Segunda exibição dia 10 de Maio pelas 21h30 no Cinema São Jorge.
Carlos Natálio
Teddy Pendergrass: If You Don’t Know Me (2019) de Olivia Lichtenstein
Existe uma gramática que pode ser mais ou menos bem aplicada a este tipo de documentários, que mesmo quando não têm na origem uma produtora televisiva é para a televisão que se encaminham, com uma arrumação de conteúdos que visa dar muita informação aos interessados. Teddy Pendergrass: If You Don’t Know Me é um objecto convencional feito de depoimentos, reconstituições e material de arquivo, que dá conta da extraordinária produção deste músico soul de Filadélfia, cujas origens tinham tudo para o empurrar para o lado errado da lei.

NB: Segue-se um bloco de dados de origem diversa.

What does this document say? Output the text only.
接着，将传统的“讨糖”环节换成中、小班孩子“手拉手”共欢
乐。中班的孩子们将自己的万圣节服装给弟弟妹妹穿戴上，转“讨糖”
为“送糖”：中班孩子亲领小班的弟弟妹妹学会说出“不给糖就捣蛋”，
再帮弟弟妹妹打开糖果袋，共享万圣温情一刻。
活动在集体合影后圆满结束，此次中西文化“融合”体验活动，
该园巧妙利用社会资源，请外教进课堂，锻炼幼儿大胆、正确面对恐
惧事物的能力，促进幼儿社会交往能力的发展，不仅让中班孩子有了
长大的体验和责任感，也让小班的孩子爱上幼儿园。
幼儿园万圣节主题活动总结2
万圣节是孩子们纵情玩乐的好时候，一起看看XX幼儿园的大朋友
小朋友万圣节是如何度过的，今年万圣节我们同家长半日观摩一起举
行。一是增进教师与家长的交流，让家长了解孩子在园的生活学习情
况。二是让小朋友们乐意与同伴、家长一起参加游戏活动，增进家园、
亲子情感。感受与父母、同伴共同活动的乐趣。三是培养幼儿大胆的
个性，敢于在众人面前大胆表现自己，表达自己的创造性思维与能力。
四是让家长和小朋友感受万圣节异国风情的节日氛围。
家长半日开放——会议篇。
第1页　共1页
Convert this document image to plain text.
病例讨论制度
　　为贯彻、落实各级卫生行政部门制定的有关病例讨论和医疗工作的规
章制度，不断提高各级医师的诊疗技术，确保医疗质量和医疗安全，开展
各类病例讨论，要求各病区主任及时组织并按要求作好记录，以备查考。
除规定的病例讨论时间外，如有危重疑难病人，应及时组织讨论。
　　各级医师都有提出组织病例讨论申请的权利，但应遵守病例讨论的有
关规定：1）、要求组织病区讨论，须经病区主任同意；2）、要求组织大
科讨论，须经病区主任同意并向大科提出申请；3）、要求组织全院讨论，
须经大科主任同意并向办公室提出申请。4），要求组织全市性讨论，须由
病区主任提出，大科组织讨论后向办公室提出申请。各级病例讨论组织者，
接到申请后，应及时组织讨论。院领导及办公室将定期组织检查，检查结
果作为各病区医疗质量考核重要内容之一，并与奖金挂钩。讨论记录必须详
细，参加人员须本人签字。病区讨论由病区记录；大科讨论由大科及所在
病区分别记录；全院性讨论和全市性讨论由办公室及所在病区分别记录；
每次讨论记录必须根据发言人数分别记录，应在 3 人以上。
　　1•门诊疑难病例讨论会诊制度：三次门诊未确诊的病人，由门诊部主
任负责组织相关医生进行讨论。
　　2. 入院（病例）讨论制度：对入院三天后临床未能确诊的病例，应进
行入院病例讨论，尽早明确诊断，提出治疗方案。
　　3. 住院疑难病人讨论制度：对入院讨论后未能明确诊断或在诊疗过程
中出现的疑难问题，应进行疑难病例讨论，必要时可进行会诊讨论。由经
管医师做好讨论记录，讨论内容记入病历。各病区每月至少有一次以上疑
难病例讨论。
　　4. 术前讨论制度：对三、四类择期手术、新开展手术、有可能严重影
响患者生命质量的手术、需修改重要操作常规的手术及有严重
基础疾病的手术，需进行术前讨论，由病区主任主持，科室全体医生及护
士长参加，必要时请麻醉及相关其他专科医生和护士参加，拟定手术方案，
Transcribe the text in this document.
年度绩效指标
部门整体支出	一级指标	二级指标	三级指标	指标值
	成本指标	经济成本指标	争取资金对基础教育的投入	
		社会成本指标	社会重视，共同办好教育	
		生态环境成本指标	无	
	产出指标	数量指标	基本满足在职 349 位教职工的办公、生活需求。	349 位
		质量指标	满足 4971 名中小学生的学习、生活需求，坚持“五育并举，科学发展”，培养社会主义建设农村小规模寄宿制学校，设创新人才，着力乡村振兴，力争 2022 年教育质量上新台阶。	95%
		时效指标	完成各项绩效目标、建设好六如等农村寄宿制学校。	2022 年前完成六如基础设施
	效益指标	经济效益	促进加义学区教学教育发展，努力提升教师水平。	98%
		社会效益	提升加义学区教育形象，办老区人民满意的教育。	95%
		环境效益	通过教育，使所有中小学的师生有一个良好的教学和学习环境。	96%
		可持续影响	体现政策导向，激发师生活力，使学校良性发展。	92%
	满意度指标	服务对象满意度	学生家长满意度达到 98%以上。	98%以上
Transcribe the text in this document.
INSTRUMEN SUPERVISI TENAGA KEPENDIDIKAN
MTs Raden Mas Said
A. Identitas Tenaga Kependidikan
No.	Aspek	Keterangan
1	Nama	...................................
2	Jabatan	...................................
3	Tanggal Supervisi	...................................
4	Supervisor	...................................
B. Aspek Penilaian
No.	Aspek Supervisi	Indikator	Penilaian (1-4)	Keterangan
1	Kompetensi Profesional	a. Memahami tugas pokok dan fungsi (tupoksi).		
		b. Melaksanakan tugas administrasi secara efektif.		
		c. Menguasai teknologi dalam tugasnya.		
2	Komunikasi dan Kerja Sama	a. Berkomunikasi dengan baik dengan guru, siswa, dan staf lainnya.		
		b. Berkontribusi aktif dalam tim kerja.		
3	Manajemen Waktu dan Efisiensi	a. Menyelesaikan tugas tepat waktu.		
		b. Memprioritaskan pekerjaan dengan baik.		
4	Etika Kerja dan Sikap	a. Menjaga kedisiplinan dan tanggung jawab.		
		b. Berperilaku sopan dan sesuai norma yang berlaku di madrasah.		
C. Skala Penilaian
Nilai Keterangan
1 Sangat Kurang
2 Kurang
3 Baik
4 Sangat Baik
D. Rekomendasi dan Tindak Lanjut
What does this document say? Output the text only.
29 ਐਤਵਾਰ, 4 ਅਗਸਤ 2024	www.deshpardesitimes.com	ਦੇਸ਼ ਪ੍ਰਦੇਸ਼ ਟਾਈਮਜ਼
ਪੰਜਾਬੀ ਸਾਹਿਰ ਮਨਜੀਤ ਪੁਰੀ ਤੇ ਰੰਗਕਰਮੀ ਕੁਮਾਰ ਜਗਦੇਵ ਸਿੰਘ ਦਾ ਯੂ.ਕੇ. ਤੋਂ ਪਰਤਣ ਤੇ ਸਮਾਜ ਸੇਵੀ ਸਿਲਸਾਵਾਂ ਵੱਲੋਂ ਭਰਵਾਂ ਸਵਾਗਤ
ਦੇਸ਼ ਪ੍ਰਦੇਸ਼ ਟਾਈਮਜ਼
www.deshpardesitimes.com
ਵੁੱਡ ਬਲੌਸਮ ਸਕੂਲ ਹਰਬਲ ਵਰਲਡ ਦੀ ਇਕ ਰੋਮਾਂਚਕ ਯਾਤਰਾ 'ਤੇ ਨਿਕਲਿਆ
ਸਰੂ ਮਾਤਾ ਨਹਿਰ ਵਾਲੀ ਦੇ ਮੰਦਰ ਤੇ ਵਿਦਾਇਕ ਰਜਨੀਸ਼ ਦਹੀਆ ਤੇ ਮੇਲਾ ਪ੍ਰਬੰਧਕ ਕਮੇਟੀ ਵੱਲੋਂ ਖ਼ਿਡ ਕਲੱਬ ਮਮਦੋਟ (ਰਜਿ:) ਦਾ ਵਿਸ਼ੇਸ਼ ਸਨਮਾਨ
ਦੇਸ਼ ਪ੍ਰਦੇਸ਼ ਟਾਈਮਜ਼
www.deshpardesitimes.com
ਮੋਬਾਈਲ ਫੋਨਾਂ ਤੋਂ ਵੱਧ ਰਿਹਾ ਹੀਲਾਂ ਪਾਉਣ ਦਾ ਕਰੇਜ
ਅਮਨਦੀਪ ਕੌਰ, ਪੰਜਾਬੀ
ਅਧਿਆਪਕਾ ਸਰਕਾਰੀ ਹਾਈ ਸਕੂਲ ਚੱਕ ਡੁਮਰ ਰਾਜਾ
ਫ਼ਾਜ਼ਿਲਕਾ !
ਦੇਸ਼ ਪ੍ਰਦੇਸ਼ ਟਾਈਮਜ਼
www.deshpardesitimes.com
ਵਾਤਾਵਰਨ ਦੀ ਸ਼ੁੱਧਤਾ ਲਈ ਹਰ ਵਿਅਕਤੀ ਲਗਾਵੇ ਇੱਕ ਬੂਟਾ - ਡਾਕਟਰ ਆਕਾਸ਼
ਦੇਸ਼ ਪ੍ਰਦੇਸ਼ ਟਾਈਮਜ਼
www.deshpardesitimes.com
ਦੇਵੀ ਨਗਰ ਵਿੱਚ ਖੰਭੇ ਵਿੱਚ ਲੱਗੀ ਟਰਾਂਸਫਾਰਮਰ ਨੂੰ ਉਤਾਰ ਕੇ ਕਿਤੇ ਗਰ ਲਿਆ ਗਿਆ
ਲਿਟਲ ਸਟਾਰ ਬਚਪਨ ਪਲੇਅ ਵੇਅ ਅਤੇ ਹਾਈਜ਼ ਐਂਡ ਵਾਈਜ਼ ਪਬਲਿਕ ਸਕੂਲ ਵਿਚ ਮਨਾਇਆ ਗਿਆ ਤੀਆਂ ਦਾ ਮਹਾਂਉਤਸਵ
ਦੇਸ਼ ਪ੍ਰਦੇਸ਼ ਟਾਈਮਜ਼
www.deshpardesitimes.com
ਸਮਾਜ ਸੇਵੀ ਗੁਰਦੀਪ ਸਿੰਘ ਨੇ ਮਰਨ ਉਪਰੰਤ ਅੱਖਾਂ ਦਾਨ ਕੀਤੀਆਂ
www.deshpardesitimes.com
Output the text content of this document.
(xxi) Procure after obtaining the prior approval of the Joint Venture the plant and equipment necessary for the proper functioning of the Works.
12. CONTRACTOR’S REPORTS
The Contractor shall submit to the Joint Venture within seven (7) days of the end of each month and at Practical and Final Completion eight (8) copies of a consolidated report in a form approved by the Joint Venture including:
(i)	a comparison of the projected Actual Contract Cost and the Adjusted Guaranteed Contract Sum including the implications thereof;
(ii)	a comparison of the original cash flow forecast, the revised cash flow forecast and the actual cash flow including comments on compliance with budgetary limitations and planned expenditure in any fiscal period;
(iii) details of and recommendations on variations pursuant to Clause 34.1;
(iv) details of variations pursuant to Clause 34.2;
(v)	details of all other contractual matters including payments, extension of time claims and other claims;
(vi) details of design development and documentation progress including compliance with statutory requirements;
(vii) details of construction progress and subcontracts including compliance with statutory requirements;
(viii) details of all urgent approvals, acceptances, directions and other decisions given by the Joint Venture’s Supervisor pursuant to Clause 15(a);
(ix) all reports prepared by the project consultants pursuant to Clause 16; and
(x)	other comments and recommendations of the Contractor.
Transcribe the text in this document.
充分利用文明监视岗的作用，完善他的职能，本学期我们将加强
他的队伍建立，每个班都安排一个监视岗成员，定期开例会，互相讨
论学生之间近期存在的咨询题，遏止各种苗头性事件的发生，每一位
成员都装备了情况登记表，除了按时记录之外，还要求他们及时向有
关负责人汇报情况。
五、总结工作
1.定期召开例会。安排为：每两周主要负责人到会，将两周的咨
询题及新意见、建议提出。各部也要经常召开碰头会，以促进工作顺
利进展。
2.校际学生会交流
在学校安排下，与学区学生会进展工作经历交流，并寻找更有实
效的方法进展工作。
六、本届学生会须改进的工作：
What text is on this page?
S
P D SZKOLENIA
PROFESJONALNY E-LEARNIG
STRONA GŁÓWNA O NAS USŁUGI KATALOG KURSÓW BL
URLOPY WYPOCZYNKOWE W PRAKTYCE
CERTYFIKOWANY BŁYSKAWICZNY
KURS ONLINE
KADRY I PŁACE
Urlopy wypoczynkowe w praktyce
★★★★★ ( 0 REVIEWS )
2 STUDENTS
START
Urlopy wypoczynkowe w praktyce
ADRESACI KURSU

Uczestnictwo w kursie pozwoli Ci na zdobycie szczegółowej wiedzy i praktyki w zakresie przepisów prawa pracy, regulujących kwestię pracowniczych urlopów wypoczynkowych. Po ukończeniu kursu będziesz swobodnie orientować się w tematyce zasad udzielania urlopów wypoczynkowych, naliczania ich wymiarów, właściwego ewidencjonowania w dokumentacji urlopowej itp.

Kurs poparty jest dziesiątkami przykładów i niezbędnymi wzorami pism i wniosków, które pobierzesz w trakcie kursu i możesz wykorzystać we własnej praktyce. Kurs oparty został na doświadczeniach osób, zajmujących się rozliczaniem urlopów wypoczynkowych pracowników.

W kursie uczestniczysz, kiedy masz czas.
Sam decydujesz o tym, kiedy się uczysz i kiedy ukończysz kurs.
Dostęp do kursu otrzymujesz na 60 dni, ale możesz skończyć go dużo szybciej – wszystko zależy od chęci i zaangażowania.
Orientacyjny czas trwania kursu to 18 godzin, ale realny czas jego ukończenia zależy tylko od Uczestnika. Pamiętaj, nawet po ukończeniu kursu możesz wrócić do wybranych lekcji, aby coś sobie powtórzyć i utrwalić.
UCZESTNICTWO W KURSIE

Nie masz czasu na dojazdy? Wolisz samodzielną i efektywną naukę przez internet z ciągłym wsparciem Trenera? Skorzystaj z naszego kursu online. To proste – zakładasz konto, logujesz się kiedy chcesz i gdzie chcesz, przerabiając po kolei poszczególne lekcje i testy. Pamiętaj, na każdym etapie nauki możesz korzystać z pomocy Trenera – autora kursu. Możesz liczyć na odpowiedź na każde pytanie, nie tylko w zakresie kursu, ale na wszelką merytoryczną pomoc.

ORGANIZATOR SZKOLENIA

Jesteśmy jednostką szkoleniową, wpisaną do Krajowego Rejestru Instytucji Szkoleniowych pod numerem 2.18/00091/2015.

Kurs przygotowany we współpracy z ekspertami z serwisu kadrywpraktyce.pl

Pendergrass começou a fazer-se notar nos Harold Melvin & The Blue Notes e rapidamente se tornou muito maior que os restantes elementos. Os seus discos a solo vendiam mais de um milhão de cópias, os concertos ora se faziam para plateias mistas ora para um público exclusivamente feminino, e o fenómeno só conheceu uma brusca interrupção quando os travões do Rolls Royce de Pendergrass falharam, e do acidente resultou que o cantor ficasse numa cadeira de rodas o resto da vida. O Elvis negro voltou a cantar e a gravar mas passou a ser escutado por um público de olhos fechados.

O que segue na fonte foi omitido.